Vinod Balachandran

Testing a cancer vaccine
Courtesy Nick Gardner

Despite dramatic advances in cancer therapies over the last two decades, pancreatic cancer remains the third-leading cause of cancer death in the U.S. Even with the best available treatments, about 90% of diagnosed patients die from the disease. Immune therapies that have shown success against other cancers seemed to have little effect.

“The thinking had been that you could not teach the immune system to recognize pancreatic cancer,” says Vinod Balachandran, a surgical oncologist and director of the Olayan Center for Cancer Vaccines at Memorial Sloan Kettering Cancer Center. In a recent study, Balachandran showed that personalized vaccines could boost patients’ immune systems to help treat their pancreatic cancer. “Vaccines for cancer have just been so long sought after and are perhaps one of the most significant challenges in modern medicine,” he says.

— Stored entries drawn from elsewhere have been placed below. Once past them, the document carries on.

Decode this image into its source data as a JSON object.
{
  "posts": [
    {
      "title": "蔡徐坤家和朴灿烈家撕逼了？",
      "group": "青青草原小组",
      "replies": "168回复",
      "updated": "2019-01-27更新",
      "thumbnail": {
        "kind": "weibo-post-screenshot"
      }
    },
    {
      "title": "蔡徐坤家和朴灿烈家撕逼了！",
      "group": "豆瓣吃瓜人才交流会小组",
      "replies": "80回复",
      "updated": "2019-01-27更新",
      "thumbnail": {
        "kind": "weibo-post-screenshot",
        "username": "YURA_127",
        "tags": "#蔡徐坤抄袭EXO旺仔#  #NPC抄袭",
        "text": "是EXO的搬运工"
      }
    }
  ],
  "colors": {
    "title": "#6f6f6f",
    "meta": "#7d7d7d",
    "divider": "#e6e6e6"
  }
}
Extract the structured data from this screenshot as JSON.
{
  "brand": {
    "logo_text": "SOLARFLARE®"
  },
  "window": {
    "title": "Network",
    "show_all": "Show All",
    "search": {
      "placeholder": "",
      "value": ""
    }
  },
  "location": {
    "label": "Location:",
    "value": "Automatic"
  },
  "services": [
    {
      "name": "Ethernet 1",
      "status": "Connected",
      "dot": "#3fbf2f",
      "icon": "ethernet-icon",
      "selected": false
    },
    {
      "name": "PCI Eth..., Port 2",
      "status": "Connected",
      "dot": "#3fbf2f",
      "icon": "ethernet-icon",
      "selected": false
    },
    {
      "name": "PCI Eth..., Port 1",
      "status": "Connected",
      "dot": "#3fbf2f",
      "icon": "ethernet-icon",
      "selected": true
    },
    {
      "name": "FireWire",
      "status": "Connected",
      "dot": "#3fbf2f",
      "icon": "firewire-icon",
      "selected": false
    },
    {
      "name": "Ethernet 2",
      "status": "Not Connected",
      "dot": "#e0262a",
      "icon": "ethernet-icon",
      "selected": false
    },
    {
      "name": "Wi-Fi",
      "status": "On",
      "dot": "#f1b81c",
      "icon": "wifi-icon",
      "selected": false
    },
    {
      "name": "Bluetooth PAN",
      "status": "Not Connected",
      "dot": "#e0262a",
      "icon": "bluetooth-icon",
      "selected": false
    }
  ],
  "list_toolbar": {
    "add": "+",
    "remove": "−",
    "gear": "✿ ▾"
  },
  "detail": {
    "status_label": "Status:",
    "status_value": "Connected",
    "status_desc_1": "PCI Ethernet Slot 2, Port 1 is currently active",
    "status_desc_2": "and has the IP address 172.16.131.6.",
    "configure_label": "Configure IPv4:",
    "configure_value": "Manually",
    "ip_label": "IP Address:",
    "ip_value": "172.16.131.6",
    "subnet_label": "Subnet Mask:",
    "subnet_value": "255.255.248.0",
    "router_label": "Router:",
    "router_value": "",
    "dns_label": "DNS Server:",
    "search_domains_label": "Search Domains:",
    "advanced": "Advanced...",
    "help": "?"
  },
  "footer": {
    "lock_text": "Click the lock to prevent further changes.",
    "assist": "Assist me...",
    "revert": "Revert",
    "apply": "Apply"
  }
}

Balachandran and his colleagues sequenced patient tumors and created custom vaccines against their cancer mutations using mRNA technology. In their previous study of 16 patients who got the vaccine, eight had strong immune responses; a new study found that six of those eight stayed cancer-free more than three years after treatment. The vaccine created a strong, long-lasting immune response. “In theory, you could perhaps teach the immune system to recognize a range of cancers with this approach,” says Balachandran.